Shortly after winning the NSG First Strike qualifier in early November, Team Envy’s Jake “kaboose” McDonald said to Dot Esports about his team, “I don’t think we’re ever underdogs, we’re just very underrated.” Teammate Austin “crashies” Roberts echoed kaboose’s sentiment, saying, “As a team, we can all pop off at any time.”
Envy bolstered their roster with the duo of crashies and Victor “food” Wong in September after the two had spent a four-month stint with T1. Adam “aKis” Kisseberth and Abdo “c4Lypso” Agha were pushed to the reserve roster and later parted ways with the team as crashies and food continued to gel with in-game leader Pujan “FNS” Mehta, Anthony “mummAy” DiPaolo, and kaboose.
Going into the First Strike qualifier, Envy were seen as a step behind the likes of Sentinels and TSM, two powerhouses in VALORANT. Despite a close loss to Sentinels, Envy made it out of their group and into the playoffs. In the knockout stage, Envy beat Complexity and Renegades before sending 100 Thieves packing with a dominating 3-0 victory that included a 13-2 opening map win on Bind.
Envy had put themselves on the map, but that was just one tournament. Were they really here to stay?
They showed they were. In December, Envy placed 3rd-4th in the First Strike North America tournament, beating Immortals 2-0 before TSM knocked them out in the semifinals.
Also last month, in the Cloud9 To The Skyes tournament, Envy won their first tournament, beating FaZe Clan in the quarterfinals, then T1 in the semis and Renegades in the grand final without dropping a map against either of those teams.

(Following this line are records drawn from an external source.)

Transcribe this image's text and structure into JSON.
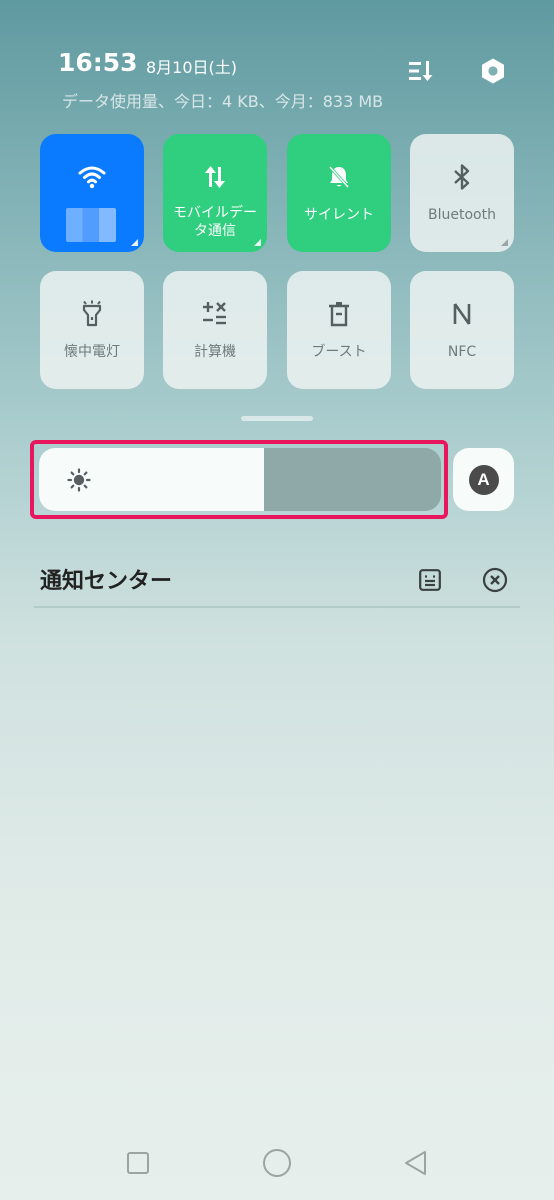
{
  "header": {
    "time": "16:53",
    "date": "8月10日(土)",
    "usage": "データ使用量、今日：4 KB、今月：833 MB"
  },
  "tiles": [
    {
      "label": "",
      "icon": "wifi-icon",
      "state": "on",
      "color": "#0a7bff"
    },
    {
      "label": "モバイルデータ通信",
      "icon": "mobile-data-icon",
      "state": "on",
      "color": "#2fcf7f"
    },
    {
      "label": "サイレント",
      "icon": "bell-off-icon",
      "state": "on",
      "color": "#2fcf7f"
    },
    {
      "label": "Bluetooth",
      "icon": "bluetooth-icon",
      "state": "off"
    },
    {
      "label": "懐中電灯",
      "icon": "flashlight-icon",
      "state": "off"
    },
    {
      "label": "計算機",
      "icon": "calculator-icon",
      "state": "off"
    },
    {
      "label": "ブースト",
      "icon": "trash-icon",
      "state": "off"
    },
    {
      "label": "NFC",
      "icon": "nfc-icon",
      "state": "off"
    }
  ],
  "brightness": {
    "level_percent": 56,
    "auto_label": "A",
    "icon": "sun-icon",
    "highlight_color": "#e8175d"
  },
  "notification_center": {
    "title": "通知センター",
    "manage_icon": "notification-manage-icon",
    "clear_icon": "clear-all-icon"
  },
  "nav": {
    "recent_icon": "square-icon",
    "home_icon": "circle-icon",
    "back_icon": "triangle-back-icon"
  }
}
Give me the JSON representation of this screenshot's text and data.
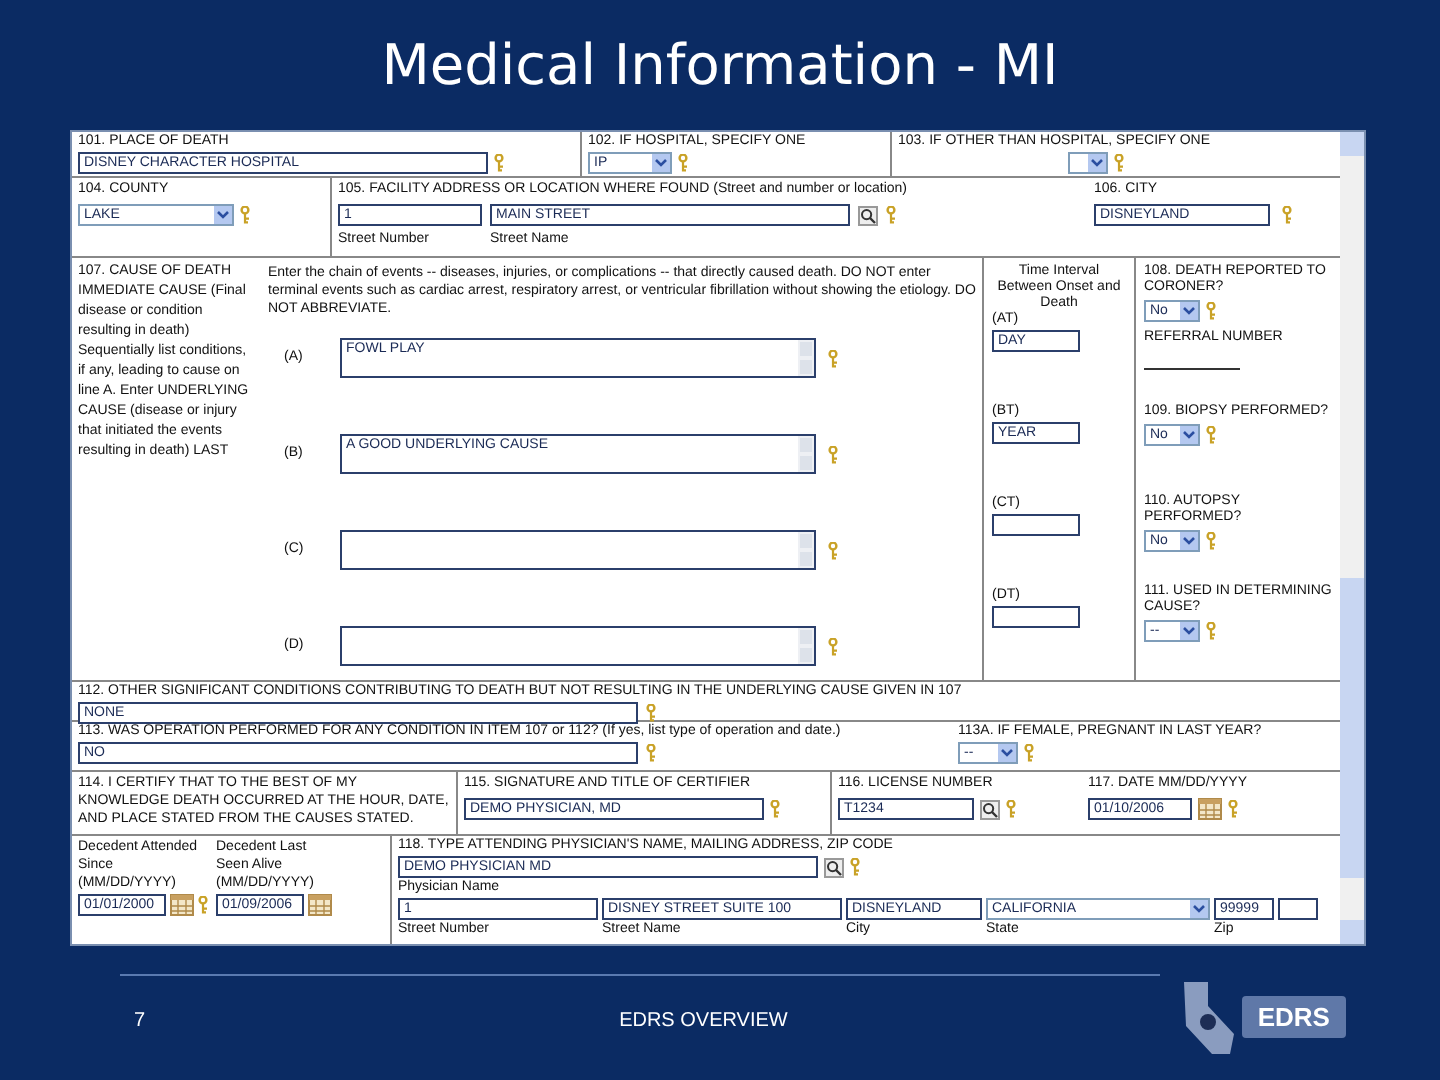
{
  "title": "Medical Information - MI",
  "form": {
    "place_of_death": {
      "label": "101. PLACE OF DEATH",
      "value": "DISNEY CHARACTER HOSPITAL"
    },
    "hospital_type": {
      "label": "102. IF HOSPITAL, SPECIFY ONE",
      "value": "IP"
    },
    "other_than_hospital": {
      "label": "103. IF OTHER THAN HOSPITAL, SPECIFY ONE"
    },
    "county": {
      "label": "104. COUNTY",
      "value": "LAKE"
    },
    "facility_address": {
      "label": "105. FACILITY ADDRESS OR LOCATION WHERE FOUND (Street and number or location)",
      "street_number": "1",
      "street_name": "MAIN STREET",
      "street_number_label": "Street Number",
      "street_name_label": "Street Name"
    },
    "city": {
      "label": "106. CITY",
      "value": "DISNEYLAND"
    },
    "cause_of_death": {
      "label": "107. CAUSE OF DEATH",
      "explanation": "IMMEDIATE CAUSE (Final disease or condition resulting in death) Sequentially list conditions, if any, leading to cause on line A. Enter UNDERLYING CAUSE (disease or injury that initiated the events resulting in death) LAST",
      "instructions": "Enter the chain of events -- diseases, injuries, or complications -- that directly caused death. DO NOT enter terminal events such as cardiac arrest, respiratory arrest, or ventricular fibrillation without showing the etiology. DO NOT ABBREVIATE.",
      "interval_label": "Time Interval Between Onset and Death",
      "lines": [
        {
          "letter": "(A)",
          "cause": "FOWL PLAY",
          "interval_label": "(AT)",
          "interval": "DAY",
          "question": {
            "label": "108. DEATH REPORTED TO CORONER?",
            "value": "No",
            "extra_label": "REFERRAL NUMBER"
          }
        },
        {
          "letter": "(B)",
          "cause": "A GOOD UNDERLYING CAUSE",
          "interval_label": "(BT)",
          "interval": "YEAR",
          "question": {
            "label": "109. BIOPSY PERFORMED?",
            "value": "No"
          }
        },
        {
          "letter": "(C)",
          "interval_label": "(CT)",
          "question": {
            "label": "110. AUTOPSY PERFORMED?",
            "value": "No"
          }
        },
        {
          "letter": "(D)",
          "interval_label": "(DT)",
          "question": {
            "label": "111. USED IN DETERMINING CAUSE?",
            "value": "--"
          }
        }
      ]
    },
    "other_conditions": {
      "label": "112. OTHER SIGNIFICANT CONDITIONS CONTRIBUTING TO DEATH BUT NOT RESULTING IN THE UNDERLYING CAUSE GIVEN IN 107",
      "value": "NONE"
    },
    "operation": {
      "label": "113. WAS OPERATION PERFORMED FOR ANY CONDITION IN ITEM 107 or 112? (If yes, list type of operation and date.)",
      "value": "NO"
    },
    "pregnant": {
      "label": "113A. IF FEMALE, PREGNANT IN LAST YEAR?",
      "value": "--"
    },
    "certify": {
      "label": "114. I CERTIFY THAT TO THE BEST OF MY KNOWLEDGE DEATH OCCURRED AT THE HOUR, DATE, AND PLACE STATED FROM THE CAUSES STATED."
    },
    "signature": {
      "label": "115. SIGNATURE AND TITLE OF CERTIFIER",
      "value": "DEMO PHYSICIAN, MD"
    },
    "license": {
      "label": "116. LICENSE NUMBER",
      "value": "T1234"
    },
    "date": {
      "label": "117. DATE MM/DD/YYYY",
      "value": "01/10/2006"
    },
    "attended_since": {
      "label": "Decedent Attended Since (MM/DD/YYYY)",
      "value": "01/01/2000"
    },
    "last_seen": {
      "label": "Decedent Last Seen Alive (MM/DD/YYYY)",
      "value": "01/09/2006"
    },
    "physician": {
      "label": "118. TYPE ATTENDING PHYSICIAN'S NAME, MAILING ADDRESS, ZIP CODE",
      "name": "DEMO PHYSICIAN MD",
      "name_label": "Physician Name",
      "street_number": "1",
      "street_name": "DISNEY STREET SUITE 100",
      "city": "DISNEYLAND",
      "state": "CALIFORNIA",
      "zip": "99999",
      "street_number_label": "Street Number",
      "street_name_label": "Street Name",
      "city_label": "City",
      "state_label": "State",
      "zip_label": "Zip"
    }
  },
  "footer": {
    "page": "7",
    "text": "EDRS OVERVIEW",
    "logo": "EDRS"
  }
}
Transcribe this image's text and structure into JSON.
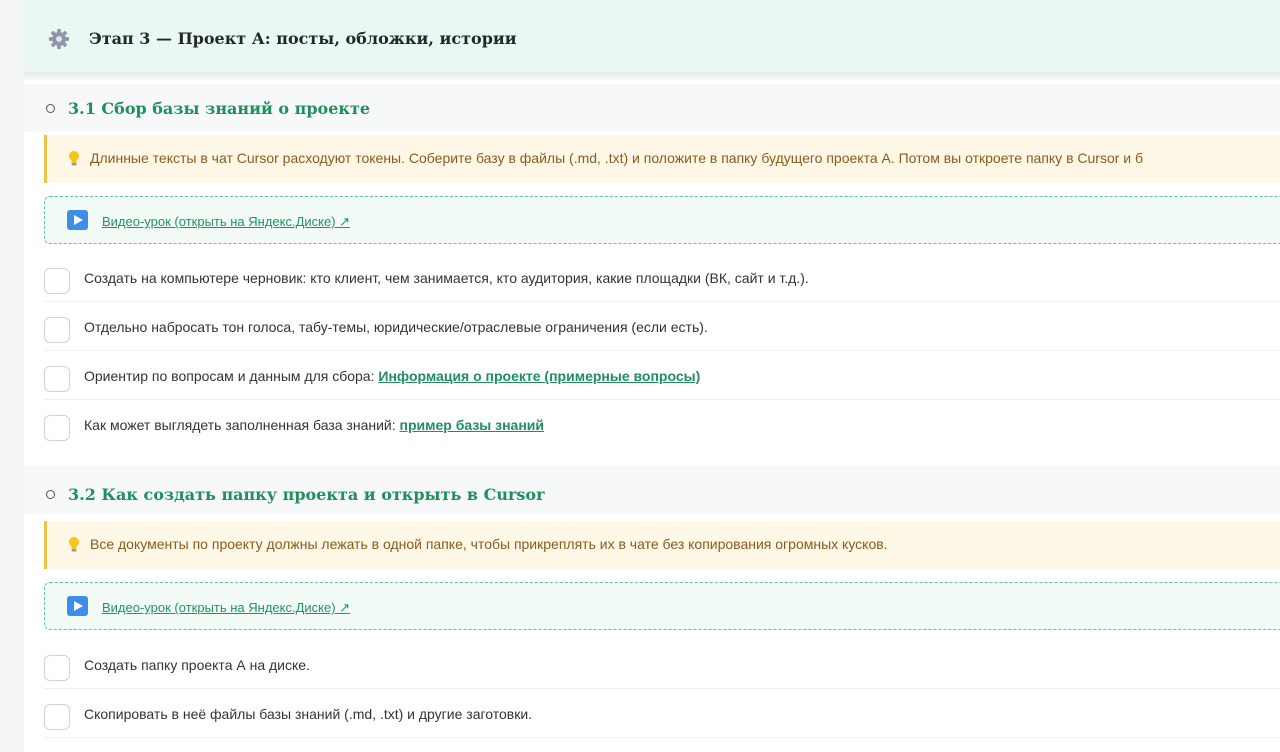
{
  "stage": {
    "title": "Этап 3 — Проект А: посты, обложки, истории",
    "icon": "gear-icon"
  },
  "colors": {
    "accent_green": "#1f8f5e",
    "header_bg": "#ebf8f1",
    "tip_bg": "#fff8e6",
    "tip_border": "#f2c247",
    "tip_text": "#8a5a1e",
    "video_border": "#61c493",
    "play_icon": "#3d8ee8"
  },
  "sections": [
    {
      "title": "3.1 Сбор базы знаний о проекте",
      "tip": "Длинные тексты в чат Cursor расходуют токены. Соберите базу в файлы (.md, .txt) и положите в папку будущего проекта А. Потом вы откроете папку в Cursor и б",
      "tip_icon": "lightbulb-icon",
      "video_label": "Видео-урок (открыть на Яндекс.Диске) ↗",
      "video_icon": "play-icon",
      "tasks": [
        {
          "text": "Создать на компьютере черновик: кто клиент, чем занимается, кто аудитория, какие площадки (ВК, сайт и т.д.).",
          "link": ""
        },
        {
          "text": "Отдельно набросать тон голоса, табу-темы, юридические/отраслевые ограничения (если есть).",
          "link": ""
        },
        {
          "text": "Ориентир по вопросам и данным для сбора: ",
          "link": "Информация о проекте (примерные вопросы)"
        },
        {
          "text": "Как может выглядеть заполненная база знаний: ",
          "link": "пример базы знаний"
        }
      ]
    },
    {
      "title": "3.2 Как создать папку проекта и открыть в Cursor",
      "tip": "Все документы по проекту должны лежать в одной папке, чтобы прикреплять их в чате без копирования огромных кусков.",
      "tip_icon": "lightbulb-icon",
      "video_label": "Видео-урок (открыть на Яндекс.Диске) ↗",
      "video_icon": "play-icon",
      "tasks": [
        {
          "text": "Создать папку проекта А на диске.",
          "link": ""
        },
        {
          "text": "Скопировать в неё файлы базы знаний (.md, .txt) и другие заготовки.",
          "link": ""
        }
      ]
    }
  ]
}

That brings us to Nerd St Gamers’ VALORANT Winter Championship this past weekend, where Envy was one of four invited squads to the 16-team tournament. Envy opened up with a convincing 2-0 over 2D. While each player on the team had his own moment, mummAy was the star of the show, registering 21 kills against 10 deaths on Haven, followed up with a 17-11 performance on Ascent.
In the Group C winners’ match, Envy squared off with XSET. Envy fell behind early, but they quickly bounced back on their map of choice, Bind, pulling the series to an even 1-1. They sealed a series win, going 13-9 on Split in the third game. Once again, it was a total team effort rather than one player shining more brightly than the rest. Crashies was +8 on Bind with an absurd 40% headshot rate. MummAy was +7 on Split, part of a huge turnaround on defense by Envy.
In the playoffs, Envy faced a familiar foe in Sentinels. Entering the Winter Championship, the two teams had faced off a total of seven times in tournaments with Sentinels coming out on top all seven times, going 14-2 on maps. Envy dropped a close 2-1 set to Sentinels on Saturday. It started with an ugly 13-4 loss on Icebox, but Envy rallied for a 13-5 turnaround on Ascent, sending the match to a decisive third map.
The two sides went the distance on Split, splitting the first 22 rounds. The 23rd round featured Jay “sinatraa” Won pulling out some heroics with three kills and a defuse for Sentinels. Following that clutch play, Sentinels wrapped things up in under a minute in Round 24 to advance into the semifinals.
Envy were just a couple of maps away from not only slaying a personal demon but taking down one of VALORANT’s elite teams. Such a win would likely have put Envy into the “best team” discussion.
With a handful of matches under their belts since kaboose’s “underrated” comment two months ago, Envy have proven they’re a force to be reckoned with. However, they haven’t done enough yet to join the upper echelon of squads, struggling against tougher teams.
Along with their difficulties with Sentinels, Envy are also 1-2 against TSM and 2-2 against 100 Thieves. Additionally, Envy lost to Cloud9 Blue in the First Strike open qualifier when C9 still had Tyson “TenZ” Ngo and Josh “shinobi” Abastado.
With the VALORANT scene still burgeoning, there will be plenty more opportunities for Envy to test their mettle against the best, starting with the upcoming VALORANT Champions Tour. Their roster already had a tremendous amount of promise and is one that can continue growing together and improving. As rosters continue to evolve, signing a star free agent might be just what they need to become elite.